The 2024 law passed by Congress explicitly prohibits “any cooperation with respect to the operation of a content recommendation algorithm” between ByteDance and the new U.S. ownership group. Yet under the new deal structure, ByteDance will continue to license the algorithm to the U.S. entity. How that continued involvement will be reconciled with the law’s prohibition remains unclear.
New ownership and political ties
Oracle co-founder Larry Ellison, 81, has become a key figure in TikTok’s American future. While Ellison no longer serves as Oracle’s CEO, he remains a top executive at the company and oversees an estimated personal fortune of $225 billion. He previously helped finance Skydance’s $8 billion merger with Paramount.
Ellison’s involvement with the Trump administration dates to the president’s first term, when he played a role in prior efforts to force ByteDance to sell TikTok.
Vice President JD Vance was tasked with leading White House efforts to find a U.S. buyer and participated in negotiations. In September 2025, when U.S. officials including Treasury Secretary Scott Bessent and Trade Representative Jamieson Greer met with Chinese counterparts in Madrid, Vance and Trump joined some negotiating sessions by phone and pressed China to finalize a deal by the end of the trip. China agreed.
These administration ties have sparked questions about the deal’s impact on content moderation and editorial decisions.
“If moderation happens to tilt toward one political viewpoint or fails to curb misinformation, TikTok risks a user exodus to rival platforms,” Chickering said, pointing to the upheaval that occurred when Twitter transformed into X and alienated users and advertisers.
How creators and businesses are responding
Skip Chapman, co-owner of KAFX Body in New Jersey, a natural deodorant company, launched his business on TikTok Shop in April 2023. He said he is relieved to stop worrying about a potential ban that has loomed over his business for more than a year. Eighty percent of his sales come through TikTok Shop, and the platform remains his primary way to reach new customers.
“I’m hoping that the new owners continue to prioritize it and even more so add more features, more benefits, more opportunities for my business,” Chapman said. He expressed caution about whether the new ownership will maintain that focus.

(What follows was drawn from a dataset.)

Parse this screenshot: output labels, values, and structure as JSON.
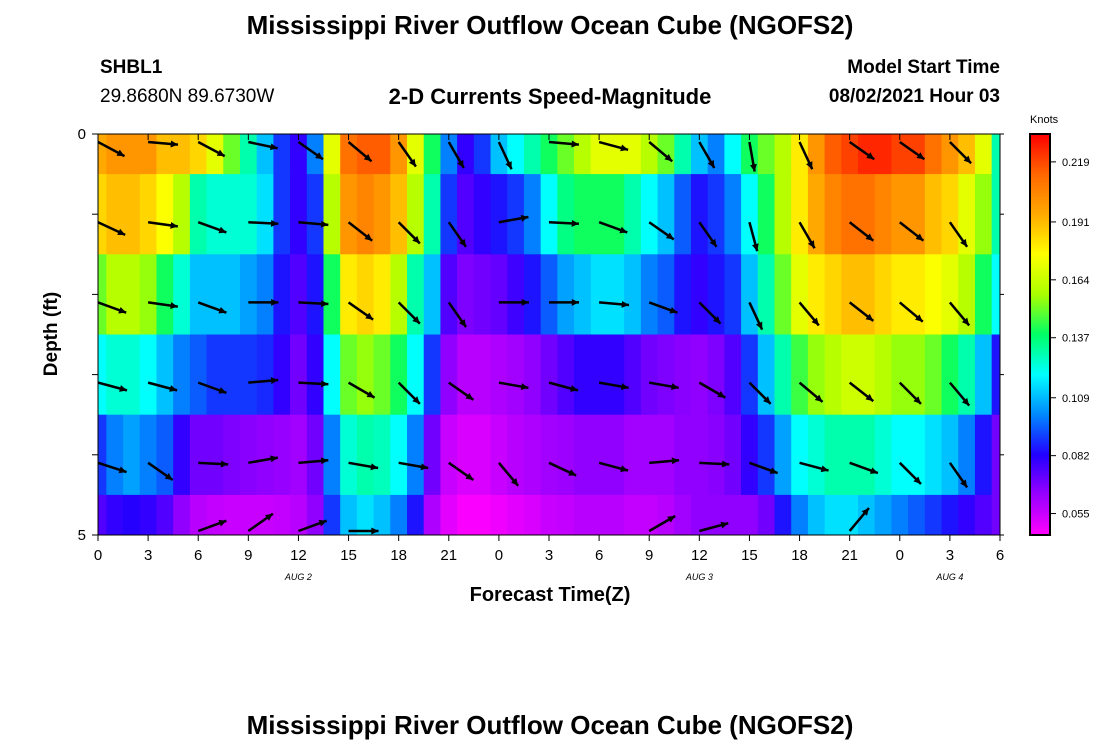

Vanessa Barreat, owner of La Vecindad Mexican restaurant in Las Vegas, has grown her TikTok page to over 100,000 followers. The visibility has helped her attract customers, particularly tourists, while reducing marketing expenses.
Barreat said she is taking a “wait-and-see mindset” about the deal. “Anytime there’s a major shift or deal, there’s uncertainty, but I’m not operating from fear,” she said. “TikTok has empowered so many voices that historically didn’t have access to platforms like this, and that impact doesn’t disappear overnight.”